L’Europa che emerge dalla riunione del Consiglio del 27 giugno è, in altre parole, un’Europa diversa che si prepara a vivere in un pianeta sicuramente diverso, come mostrano gli avvenimenti di Siria ed Iraq, un’Europa che recupera la dimensione politica e cerca di affrancarsi dal predominio della burocrazia europea. Ed è in questo contesto di svolta, di rottura con un passato anche recente che si collocano le problematiche italiane. Per tornare a metafore calcistiche, la delegazione italiana non ha né vinto né perso, ha ottenuto un dignitoso pareggio, proprio quello che è mancato alla nazionale; questo dignitoso pareggio consente all’Italia di passare il turno, ossia di prepararsi a una serie di confronti, a un irrobustimento della debole crescita attuale nel quadro di un’Unione europea in via di rinnovamento.
La nuova dimensione politica implica che lo sforzo stesso di produrre riforme abbia il suo peso nella valutazione finanziaria di un paese. Il famoso (famigerato?) limite del 3 per cento resta ma gli elementi che servono a determinarlo potranno cambiare: la valutazione sarà diversa se al tre per cento si arriva per non essere riusciti a contenere la spesa pubblica corrente o se ci si arriva per aver messo in moto una vigorosa campagna di investimenti pubblici, in assoluta trasparenza e in coerenza con obiettivi di crescita. La presenza o no di un disegno coerente di crescita, e di una sua trasparente attuazione, potrà fare la differenza nell’esame della situazione dei conti, non ci saranno quasi certamente degli «sforamenti» ma piuttosto degli «slittamenti» di termini se è dimostrabile che il paese ha messo in moto un processo di riforme. Che naturalmente sono quelle che l’attuale governo ha avviato e che si appresta a realizzare, alcune fin da subito, altre nei mille giorni che il presidente del Consiglio ha espressamente richiesto.

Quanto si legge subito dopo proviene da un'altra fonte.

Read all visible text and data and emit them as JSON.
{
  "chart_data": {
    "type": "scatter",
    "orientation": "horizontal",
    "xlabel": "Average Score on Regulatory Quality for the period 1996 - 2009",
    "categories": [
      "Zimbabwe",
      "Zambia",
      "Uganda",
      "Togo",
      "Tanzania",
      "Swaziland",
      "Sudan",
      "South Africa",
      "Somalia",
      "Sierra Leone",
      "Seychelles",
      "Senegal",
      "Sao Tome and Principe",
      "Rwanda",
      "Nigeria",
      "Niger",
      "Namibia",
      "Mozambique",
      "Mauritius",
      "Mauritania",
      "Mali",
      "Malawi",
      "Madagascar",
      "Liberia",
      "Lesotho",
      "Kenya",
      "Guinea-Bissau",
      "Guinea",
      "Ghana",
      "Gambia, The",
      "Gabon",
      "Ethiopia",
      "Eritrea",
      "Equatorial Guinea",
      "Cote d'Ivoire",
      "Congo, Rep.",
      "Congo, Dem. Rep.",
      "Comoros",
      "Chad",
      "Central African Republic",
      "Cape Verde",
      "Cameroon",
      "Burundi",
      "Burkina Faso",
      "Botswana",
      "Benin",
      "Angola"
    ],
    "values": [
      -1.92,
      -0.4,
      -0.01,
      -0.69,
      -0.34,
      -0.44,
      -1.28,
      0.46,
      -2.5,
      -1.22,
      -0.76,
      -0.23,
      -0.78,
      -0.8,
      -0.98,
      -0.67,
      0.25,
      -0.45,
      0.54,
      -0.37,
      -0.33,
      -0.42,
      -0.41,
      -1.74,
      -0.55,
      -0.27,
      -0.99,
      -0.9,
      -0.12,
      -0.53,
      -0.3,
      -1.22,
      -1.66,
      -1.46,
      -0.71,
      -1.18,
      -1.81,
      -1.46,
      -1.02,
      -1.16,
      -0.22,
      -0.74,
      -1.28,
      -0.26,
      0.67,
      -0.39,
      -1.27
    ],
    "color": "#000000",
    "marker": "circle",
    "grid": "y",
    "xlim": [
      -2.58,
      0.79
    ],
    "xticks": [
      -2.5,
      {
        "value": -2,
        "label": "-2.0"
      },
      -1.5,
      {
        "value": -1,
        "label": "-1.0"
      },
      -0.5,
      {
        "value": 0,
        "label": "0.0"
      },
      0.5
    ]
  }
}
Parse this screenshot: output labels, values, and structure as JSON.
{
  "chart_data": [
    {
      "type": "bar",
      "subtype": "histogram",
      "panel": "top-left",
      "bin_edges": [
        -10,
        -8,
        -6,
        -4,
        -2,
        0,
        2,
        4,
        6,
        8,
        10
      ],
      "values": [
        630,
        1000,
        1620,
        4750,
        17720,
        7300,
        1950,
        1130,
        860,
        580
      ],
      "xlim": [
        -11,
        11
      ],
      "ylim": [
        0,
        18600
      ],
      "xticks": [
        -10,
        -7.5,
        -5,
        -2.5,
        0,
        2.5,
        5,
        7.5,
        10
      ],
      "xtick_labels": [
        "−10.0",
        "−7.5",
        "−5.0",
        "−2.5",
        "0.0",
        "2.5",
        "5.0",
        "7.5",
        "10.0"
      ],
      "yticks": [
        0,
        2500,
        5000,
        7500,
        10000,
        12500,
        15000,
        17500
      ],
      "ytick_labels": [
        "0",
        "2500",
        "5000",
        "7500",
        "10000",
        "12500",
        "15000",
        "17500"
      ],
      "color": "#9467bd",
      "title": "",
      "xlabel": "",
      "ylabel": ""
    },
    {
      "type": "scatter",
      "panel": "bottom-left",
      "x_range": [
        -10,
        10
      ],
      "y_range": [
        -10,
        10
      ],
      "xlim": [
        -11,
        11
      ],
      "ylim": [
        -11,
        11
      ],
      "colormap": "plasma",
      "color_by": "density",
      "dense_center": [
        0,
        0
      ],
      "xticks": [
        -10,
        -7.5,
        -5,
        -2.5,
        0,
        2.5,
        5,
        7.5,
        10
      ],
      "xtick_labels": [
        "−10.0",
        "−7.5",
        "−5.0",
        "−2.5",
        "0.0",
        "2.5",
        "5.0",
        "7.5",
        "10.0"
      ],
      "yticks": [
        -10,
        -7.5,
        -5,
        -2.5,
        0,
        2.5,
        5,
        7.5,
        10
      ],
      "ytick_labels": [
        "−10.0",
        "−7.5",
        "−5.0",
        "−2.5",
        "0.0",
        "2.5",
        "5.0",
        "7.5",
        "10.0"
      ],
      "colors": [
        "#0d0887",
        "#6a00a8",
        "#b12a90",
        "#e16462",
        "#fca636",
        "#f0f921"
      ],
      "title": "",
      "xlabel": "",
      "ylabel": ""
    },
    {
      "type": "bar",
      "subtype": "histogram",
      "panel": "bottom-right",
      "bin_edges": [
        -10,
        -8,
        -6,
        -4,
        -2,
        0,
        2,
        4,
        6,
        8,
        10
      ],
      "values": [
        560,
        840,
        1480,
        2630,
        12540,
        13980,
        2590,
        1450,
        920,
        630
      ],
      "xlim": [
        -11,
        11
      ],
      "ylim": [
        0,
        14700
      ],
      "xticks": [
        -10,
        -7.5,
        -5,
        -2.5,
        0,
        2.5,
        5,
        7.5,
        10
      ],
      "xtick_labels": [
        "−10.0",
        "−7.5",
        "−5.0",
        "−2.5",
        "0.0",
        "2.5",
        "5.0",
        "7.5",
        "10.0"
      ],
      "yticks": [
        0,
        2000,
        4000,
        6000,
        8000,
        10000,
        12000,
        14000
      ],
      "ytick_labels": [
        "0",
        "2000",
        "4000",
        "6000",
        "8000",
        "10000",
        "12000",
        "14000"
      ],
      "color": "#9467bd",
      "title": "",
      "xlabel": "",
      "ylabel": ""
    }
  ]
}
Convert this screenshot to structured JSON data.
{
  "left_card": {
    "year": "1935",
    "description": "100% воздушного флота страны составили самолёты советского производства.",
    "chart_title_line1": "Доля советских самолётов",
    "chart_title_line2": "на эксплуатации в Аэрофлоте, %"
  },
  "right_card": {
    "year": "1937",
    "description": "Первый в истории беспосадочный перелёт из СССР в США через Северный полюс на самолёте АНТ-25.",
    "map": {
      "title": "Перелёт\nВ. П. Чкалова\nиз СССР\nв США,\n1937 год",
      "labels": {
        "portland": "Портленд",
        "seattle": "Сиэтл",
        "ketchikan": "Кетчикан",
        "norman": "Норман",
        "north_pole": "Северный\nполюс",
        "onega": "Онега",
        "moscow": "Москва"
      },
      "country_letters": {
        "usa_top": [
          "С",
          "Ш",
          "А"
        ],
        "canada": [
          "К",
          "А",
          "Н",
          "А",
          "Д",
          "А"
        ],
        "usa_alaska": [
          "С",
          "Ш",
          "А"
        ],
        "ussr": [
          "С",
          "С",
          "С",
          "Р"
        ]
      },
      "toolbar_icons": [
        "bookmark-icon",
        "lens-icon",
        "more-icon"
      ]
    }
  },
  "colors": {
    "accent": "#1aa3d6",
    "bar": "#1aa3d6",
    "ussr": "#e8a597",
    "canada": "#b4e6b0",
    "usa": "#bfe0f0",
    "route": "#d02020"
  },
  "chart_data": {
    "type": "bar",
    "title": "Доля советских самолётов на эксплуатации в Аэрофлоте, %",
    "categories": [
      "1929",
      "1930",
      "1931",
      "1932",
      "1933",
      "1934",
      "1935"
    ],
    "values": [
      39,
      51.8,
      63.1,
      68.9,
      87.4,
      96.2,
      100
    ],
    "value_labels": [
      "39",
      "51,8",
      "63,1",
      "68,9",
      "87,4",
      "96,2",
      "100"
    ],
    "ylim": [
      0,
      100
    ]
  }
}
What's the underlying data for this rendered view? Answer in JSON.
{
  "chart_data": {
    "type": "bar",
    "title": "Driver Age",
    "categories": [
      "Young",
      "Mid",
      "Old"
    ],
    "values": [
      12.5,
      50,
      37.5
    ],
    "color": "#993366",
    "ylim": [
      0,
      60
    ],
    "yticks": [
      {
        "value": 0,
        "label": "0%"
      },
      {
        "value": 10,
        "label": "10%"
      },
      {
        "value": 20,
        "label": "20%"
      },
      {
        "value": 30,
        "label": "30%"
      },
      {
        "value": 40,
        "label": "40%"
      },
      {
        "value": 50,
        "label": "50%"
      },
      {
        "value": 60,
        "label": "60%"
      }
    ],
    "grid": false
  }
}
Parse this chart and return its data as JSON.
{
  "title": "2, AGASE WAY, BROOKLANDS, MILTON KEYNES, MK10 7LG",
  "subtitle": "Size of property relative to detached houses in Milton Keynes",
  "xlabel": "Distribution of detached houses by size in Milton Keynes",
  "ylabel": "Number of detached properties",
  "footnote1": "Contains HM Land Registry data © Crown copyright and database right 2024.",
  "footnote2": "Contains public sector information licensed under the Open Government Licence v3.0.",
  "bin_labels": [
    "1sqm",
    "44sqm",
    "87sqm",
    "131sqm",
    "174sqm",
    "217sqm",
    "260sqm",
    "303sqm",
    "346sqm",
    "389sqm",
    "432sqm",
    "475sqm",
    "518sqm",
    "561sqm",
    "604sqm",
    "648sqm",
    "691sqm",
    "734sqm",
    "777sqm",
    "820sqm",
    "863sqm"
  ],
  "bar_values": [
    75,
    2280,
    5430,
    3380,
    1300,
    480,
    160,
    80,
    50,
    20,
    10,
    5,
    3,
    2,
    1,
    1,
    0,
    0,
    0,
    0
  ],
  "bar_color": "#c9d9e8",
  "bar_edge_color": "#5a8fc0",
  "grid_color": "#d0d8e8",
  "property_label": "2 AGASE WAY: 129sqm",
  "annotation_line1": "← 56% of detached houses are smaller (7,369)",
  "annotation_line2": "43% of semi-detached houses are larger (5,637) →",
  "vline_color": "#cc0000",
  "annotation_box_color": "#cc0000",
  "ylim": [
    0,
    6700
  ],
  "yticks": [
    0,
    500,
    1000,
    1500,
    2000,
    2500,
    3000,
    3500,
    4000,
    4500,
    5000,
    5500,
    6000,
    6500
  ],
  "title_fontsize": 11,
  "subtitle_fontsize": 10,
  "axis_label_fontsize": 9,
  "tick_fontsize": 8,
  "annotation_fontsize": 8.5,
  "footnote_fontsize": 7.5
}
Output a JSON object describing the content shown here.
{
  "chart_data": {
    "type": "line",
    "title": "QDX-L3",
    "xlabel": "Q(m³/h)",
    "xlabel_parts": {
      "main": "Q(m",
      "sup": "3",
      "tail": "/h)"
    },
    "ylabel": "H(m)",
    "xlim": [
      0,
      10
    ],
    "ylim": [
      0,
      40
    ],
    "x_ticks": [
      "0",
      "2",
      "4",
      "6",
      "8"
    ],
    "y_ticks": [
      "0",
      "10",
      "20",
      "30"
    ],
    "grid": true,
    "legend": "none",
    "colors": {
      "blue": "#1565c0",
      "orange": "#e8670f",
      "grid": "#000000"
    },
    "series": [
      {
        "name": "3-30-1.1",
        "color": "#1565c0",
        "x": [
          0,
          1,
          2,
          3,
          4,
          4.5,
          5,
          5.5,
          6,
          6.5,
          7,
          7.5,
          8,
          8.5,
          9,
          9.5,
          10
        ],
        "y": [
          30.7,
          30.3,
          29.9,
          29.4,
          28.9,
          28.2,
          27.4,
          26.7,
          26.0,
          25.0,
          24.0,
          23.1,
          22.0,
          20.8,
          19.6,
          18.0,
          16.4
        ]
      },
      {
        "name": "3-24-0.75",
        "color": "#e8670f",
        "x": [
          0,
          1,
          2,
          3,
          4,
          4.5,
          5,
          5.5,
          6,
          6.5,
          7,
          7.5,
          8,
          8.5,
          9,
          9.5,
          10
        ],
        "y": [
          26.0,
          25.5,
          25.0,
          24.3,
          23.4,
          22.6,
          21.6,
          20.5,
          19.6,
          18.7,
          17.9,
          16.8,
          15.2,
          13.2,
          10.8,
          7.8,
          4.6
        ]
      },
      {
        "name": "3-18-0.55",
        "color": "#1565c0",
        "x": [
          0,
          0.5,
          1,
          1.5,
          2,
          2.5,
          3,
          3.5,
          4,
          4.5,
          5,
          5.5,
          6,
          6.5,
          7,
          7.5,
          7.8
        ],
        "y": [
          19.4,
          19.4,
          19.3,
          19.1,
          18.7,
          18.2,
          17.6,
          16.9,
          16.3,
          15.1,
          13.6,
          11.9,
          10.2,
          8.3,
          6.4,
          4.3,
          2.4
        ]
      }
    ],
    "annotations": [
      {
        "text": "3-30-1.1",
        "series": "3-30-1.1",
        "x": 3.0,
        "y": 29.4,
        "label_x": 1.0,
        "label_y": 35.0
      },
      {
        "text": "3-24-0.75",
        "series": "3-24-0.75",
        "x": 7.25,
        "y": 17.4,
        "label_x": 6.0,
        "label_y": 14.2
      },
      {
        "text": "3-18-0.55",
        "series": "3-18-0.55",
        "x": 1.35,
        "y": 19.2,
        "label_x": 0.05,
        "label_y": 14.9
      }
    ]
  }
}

La palla torna quindi all’assemblea di Montecitorio (e, ancora per poco, se le cose vanno come il governo auspica, anche a quelle di Palazzo Madama). E come osservatore di ciò che succederà in quell’assemblea ci sarà anche l’Europa. Che non sarà molto tenera verso intoppi derivanti da guerriglie parlamentari che risulterebbero incomprensibili ai nostri partner al di là delle Alpi. Ci si aspetta, in sostanza un esame dei testi delle riforme al tempo stesso più tecnico e più rapido e da questo dipenderà anche quanti e quali fondi europei saranno a disposizione per gli investimenti del paese. In un’Europa che ha «svoltato» il Parlamento italiano ha molte responsabilità in più.